L’idea di uno Stato islamico era nata nel 2003, subito dopo l’invasione americana in Afghanistan, ma troppe divisioni nello scacchiere degli islamisti e troppe pressioni in contrasto tra loro, lungo i confini di Iraq, Siria, Libano, Iran, l’avevano sempre soffocata. Con Al Baghdadi, l’idea diventa progetto. La rivolta cova nella Siria di Assad, nel Kurdistan iracheno, nell’Afghanistan umiliato, basta soffiare.
Dentro l’eterno gioco di specchi mediorientale non solo i russi e gli americani si confrontano per il dominio dell’area, ma anche la Turchia imperiale di Erdogan, l’Iran sciita di Ahmadinejad, l’apparato militare di Israele, gli incursori inglesi e francesi, i martiri palestinesi. Dalla dissoluzione della Libia di Gheddafi e con l’appoggio delle monarchie del Golfo, affluiscono armi pesanti, denari e la nuova parola d’ordine della riconquista islamica, che sembra avverarsi.
Al Baghdadi sa come accendere tutti i riflettori e moltiplicare la febbre di vendetta. Compare al mondo nella moschea al Nuri di Mosul, proclamandosi Califfo del nuovo Stato: “Affrettatevi o musulmani a venire con noi”. Per il nostro mondo è il 5 luglio 2014. Per il suo è l’anno 1435, inizio del Ramadan. Ha la barba, il turbante, un incongruo Rolex che spunta dalla djellaba nera. Nero diventa il colore del nuovo Stato, “il sogno che vive”, moltiplicato dalla nuova arma, le cento telecamere che in quegli anni cruciali trasformano le esecuzioni di massa in propaganda digitale. Narrando in lunghi piani sequenza le vittorie militari scandite da file interminabili di pick up Toyota armati di mitragliatrici e di bandiere, mentre entrano nelle città conquistate, Abril, Mosul, Homs, con impetuosa colonna sonora di musica e Kalashnikov. Espugnano 27 città, 60 mila chilometri quadrati di territorio, fino ai confini di Giordania e Turchia.

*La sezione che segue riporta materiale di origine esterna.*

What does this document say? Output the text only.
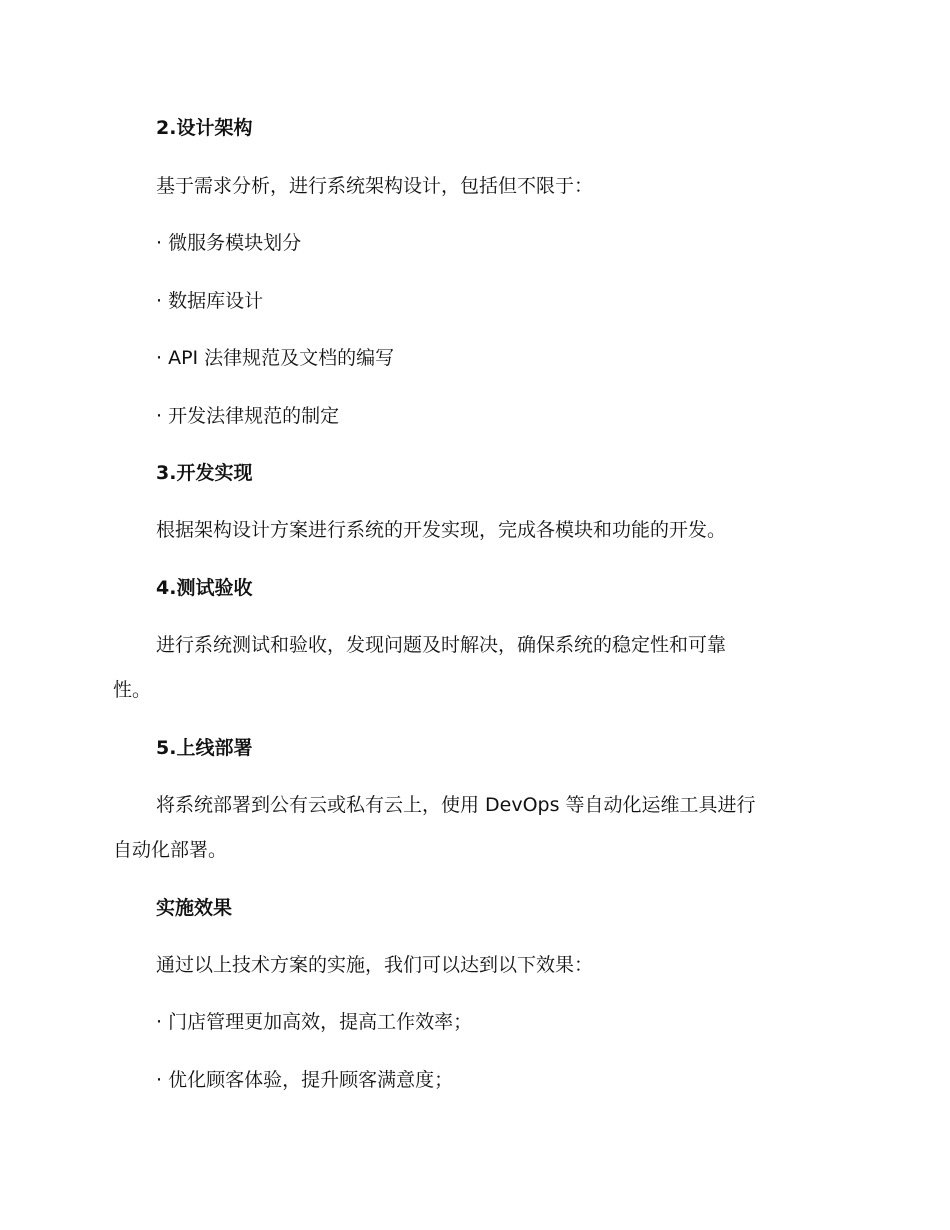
2.设计架构
基于需求分析，进行系统架构设计，包括但不限于：
· 微服务模块划分
· 数据库设计
· API 法律规范及文档的编写
· 开发法律规范的制定
3.开发实现
根据架构设计方案进行系统的开发实现，完成各模块和功能的开发。
4.测试验收
进行系统测试和验收，发现问题及时解决，确保系统的稳定性和可靠
性。
5.上线部署
将系统部署到公有云或私有云上，使用 DevOps 等自动化运维工具进行
自动化部署。
实施效果
通过以上技术方案的实施，我们可以达到以下效果：
· 门店管理更加高效，提高工作效率；
· 优化顾客体验，提升顾客满意度；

Dove entrano fucilano, impiccano, riducono le donne in schiave e i prigionieri in carne per le fosse comuni. Quelli che servono alla propaganda vengono vestiti con tute arancioni inginocchiati ai loro piedi, decapitati come montoni, oppure bruciati vivi dentro le gabbie. I video fanno il giro del mondo, moltiplicando orrore e proseliti, le decine di migliaia di foreign fighters che affluiscono dalle periferie delle nostre città. Attaccate anche loro con qualunque arma – a Nizza, Parigi, Bruxelles, Berlino, Londra, Barcellona – da piccolissime cellule di convertiti, ma ad alta risonanza mediatica.
L’Isis è una fiammata che dura una manciata di anni. Arruola 100 mila iracheni, altrettanti siriani, 40 mila stranieri. Odia tutti i simboli dell’occidente, tranne i dollari. Incamera centinaia di milioni dalle banche delle città conquistate, dal petrolio venduto di contrabbando, dai rapimenti, dal traffico di migranti e di opere d’arte.
Ma più velocemente di quanto è cresciuto, si sfalda sotto i bombardamenti americani e i reparti speciali che li combattono. Toccherà ai peshmerga curdi – che hanno fermato i jihadisti a Kobane – spazzare via l’ultima roccaforte dello Stato Islamico a Baghuz, sull’Eufrate, come a chiudere il cerchio, dopo il bagno di sangue che ha reso vera l’allucinazione della guerra santa. Durante la quale Al Baghdadi ha recitato poesie della tradizione, ha sognato animali parlanti, come il Profeta, trasformando le parole in sangue e propaganda. Secondo gli analisti i vestiti pesanti che indossa nel video suggeriscono che si sia rifugiato tra le montagne del Sinjar abitate dai pastori Yazidi che le sue milizie hanno sterminato.
Questa volta compare con lo sguardo e la voce dello sconfitto, niente orologio al polso, sopravvissuto a un tempo che non conta più. Sebbene la sua vita valga per gli americani ancora 25 milioni di dollari di taglia, anche senza Rolex.